The ESAIL satellite was supported by European Space Agency (ESA – ESTEC) through the ARTES 21 SAT-AIS (SATellite Automatic Identification System) program, and was developed and built by a European manufacturing team led by the satellite prime contractor Luxspace.
Vega’s POC flight will be the first mission for SSMS – a program initiated by ESA in 2016 with the contribution of the European Commission. For all European partners involved, its purpose is to perfectly address the burgeoning microsatellite market for both institutional and commercial needs with a new rideshare concept on the Vega light-lift launcher.

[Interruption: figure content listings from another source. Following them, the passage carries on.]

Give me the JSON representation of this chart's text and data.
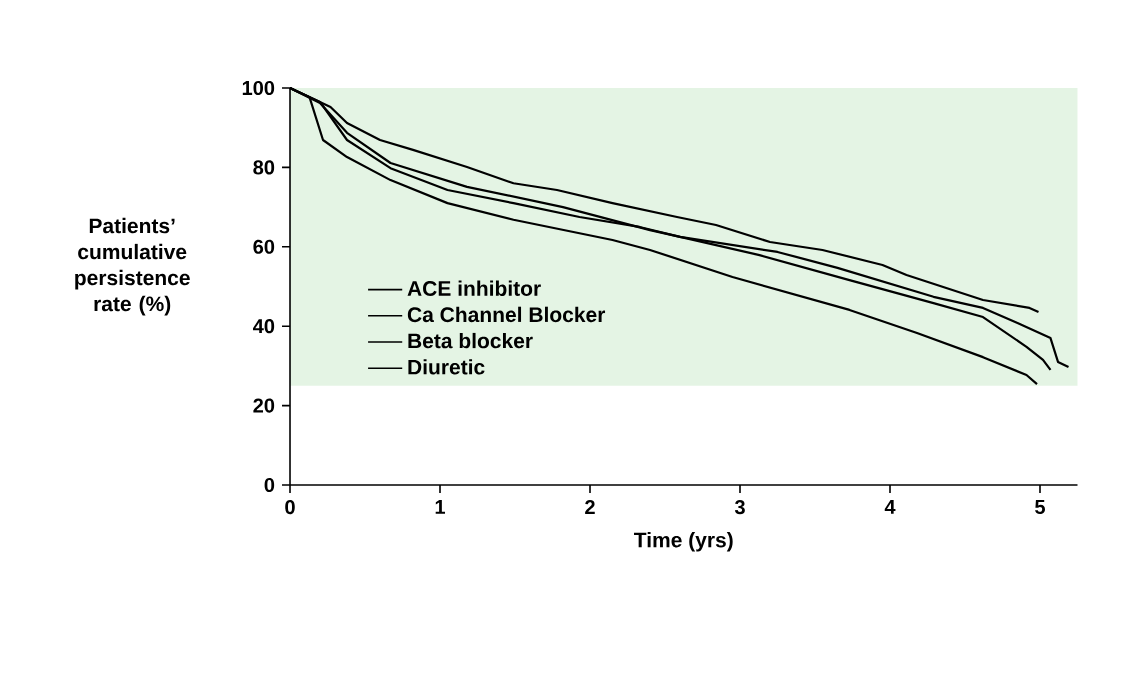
{
  "chart_data": {
    "type": "line",
    "xlabel": "Time (yrs)",
    "ylabel": "Patients’ cumulative persistence rate (%)",
    "xlim": [
      0,
      5.25
    ],
    "xticks": [
      0,
      1,
      2,
      3,
      4,
      5
    ],
    "ylim": [
      0,
      100
    ],
    "yticks": [
      0,
      20,
      40,
      60,
      80,
      100
    ],
    "legend": "left",
    "line_style": "solid",
    "marker": "none",
    "grid": false,
    "bands": [
      {
        "axis": "y",
        "from": 25,
        "to": 100,
        "color": "#e4f4e4"
      }
    ],
    "series": [
      {
        "name": "ACE inhibitor",
        "color": "#000000",
        "x": [
          0,
          0.27,
          0.38,
          0.6,
          0.82,
          1.18,
          1.49,
          1.78,
          2.15,
          2.58,
          2.84,
          3.2,
          3.55,
          3.95,
          4.11,
          4.62,
          4.93,
          4.99
        ],
        "values": [
          100,
          95.2,
          91.2,
          86.9,
          84.4,
          80.1,
          76,
          74.3,
          71,
          67.5,
          65.5,
          61.2,
          59.2,
          55.4,
          52.9,
          46.6,
          44.6,
          43.6
        ]
      },
      {
        "name": "Ca Channel Blocker",
        "color": "#000000",
        "x": [
          0,
          0.2,
          0.38,
          0.67,
          1.05,
          1.49,
          1.93,
          2.33,
          2.6,
          3.25,
          3.65,
          4.29,
          4.62,
          4.85,
          5.07,
          5.12,
          5.19
        ],
        "values": [
          100,
          96.5,
          86.9,
          79.8,
          74.3,
          71,
          67.5,
          65,
          62.5,
          58.7,
          54.7,
          47.4,
          44.6,
          40.8,
          37,
          31,
          29.7
        ]
      },
      {
        "name": "Beta blocker",
        "color": "#000000",
        "x": [
          0,
          0.2,
          0.38,
          0.67,
          1.18,
          1.82,
          2.4,
          2.6,
          3.13,
          3.73,
          4.29,
          4.62,
          4.91,
          5.02,
          5.07
        ],
        "values": [
          100,
          96.2,
          88.7,
          81.1,
          75.1,
          70,
          64.2,
          62.5,
          57.9,
          51.6,
          45.8,
          42.3,
          34.8,
          31.5,
          29
        ]
      },
      {
        "name": "Diuretic",
        "color": "#000000",
        "x": [
          0,
          0.13,
          0.22,
          0.38,
          0.67,
          1.05,
          1.49,
          2.15,
          2.4,
          2.95,
          3.73,
          4.18,
          4.62,
          4.91,
          4.98
        ],
        "values": [
          100,
          97.7,
          86.9,
          82.6,
          76.8,
          71,
          66.8,
          61.7,
          59.2,
          52.4,
          44.1,
          38.3,
          32.2,
          27.7,
          25.4
        ]
      }
    ]
  }
}
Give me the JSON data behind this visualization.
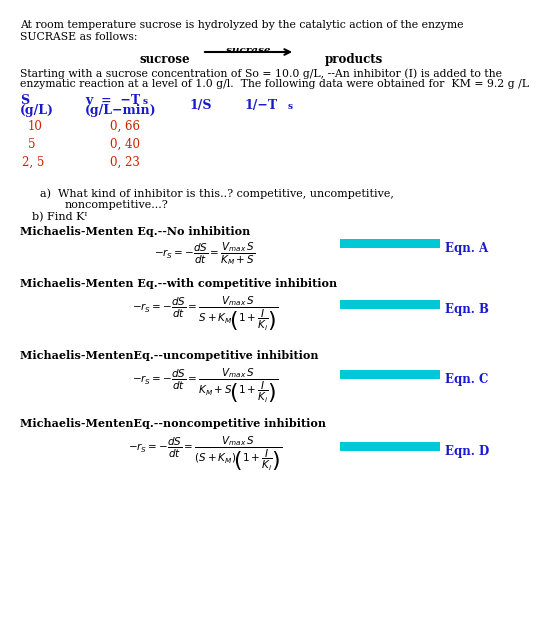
{
  "bg_color": "#ffffff",
  "text_color": "#000000",
  "blue_color": "#1a1acd",
  "red_color": "#cc2200",
  "cyan_color": "#00c8d4",
  "title_text1": "At room temperature sucrose is hydrolyzed by the catalytic action of the enzyme",
  "title_text2": "SUCRASE as follows:",
  "body_text1": "Starting with a sucrose concentration of So = 10.0 g/L, --An inhibitor (I) is added to the",
  "body_text2": "enzymatic reaction at a level of 1.0 g/l.  The following data were obtained for  KM = 9.2 g /L",
  "eqn_labels": [
    "Michaelis-Menten Eq.--No inhibition",
    "Michaelis-Menten Eq.--with competitive inhibition",
    "Michaelis-MentenEq.--uncompetitive inhibition",
    "Michaelis-MentenEq.--noncompetitive inhibition"
  ],
  "eqn_names": [
    "Eqn. A",
    "Eqn. B",
    "Eqn. C",
    "Eqn. D"
  ]
}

Vega is part of the Arianespace launcher family, along with the Ariane 5 heavy launcher and the medium-lift Soyuz; all three are operated from the Guiana Space Center. The industrial prime contractor for Vega is Avio, based in Colleferro, Italy.
“exactEarth is happy to collaborate with Arianespace and participate in the Vega SSMS mission to deploy the ESAIL satellite,” said Peter Mabson, the exactEarth CEO. “We would also like to thank ESA and the supporting national delegates and the Luxspace team for helping to create this advanced technology microsatellite and we look forward to adding it to our global fleet.”
Following the signature of this contract, Stéphane Israël, CEO of Arianespace, said: “We are thrilled to welcome exactEarth among our customers and as the last passenger coming aboard the Vega SSMS POC flight, which is now completely booked. Everything is now set for this summer’s targeted launch of the first Arianespace mission dedicated to rideshare! Arianespace will keep on offering competitive solutions to all satellites regardless of their masses and volumes, to the benefit of a better life on Earth.”
Arianespace uses space to make life better on Earth by providing launch services and solutions for all types of satellites (institutional and commercial) into all orbits. It has orbited more than 600 satellites since 1980, using its family of three launchers, Ariane, Soyuz and Vega, from launch sites in French Guiana (South America) and Baikonur (Central Asia). Arianespace is headquartered in Evry, near Paris, and has a technical facility in Kourou at the Guiana Space Center, Europe’s Spaceport in French Guiana, plus local offices in Washington, D.C., Tokyo and Singapore. Arianespace is a subsidiary of ArianeGroup, which holds 74% of its share capital, with the balance held by 15 other shareholders from the European launcher industry.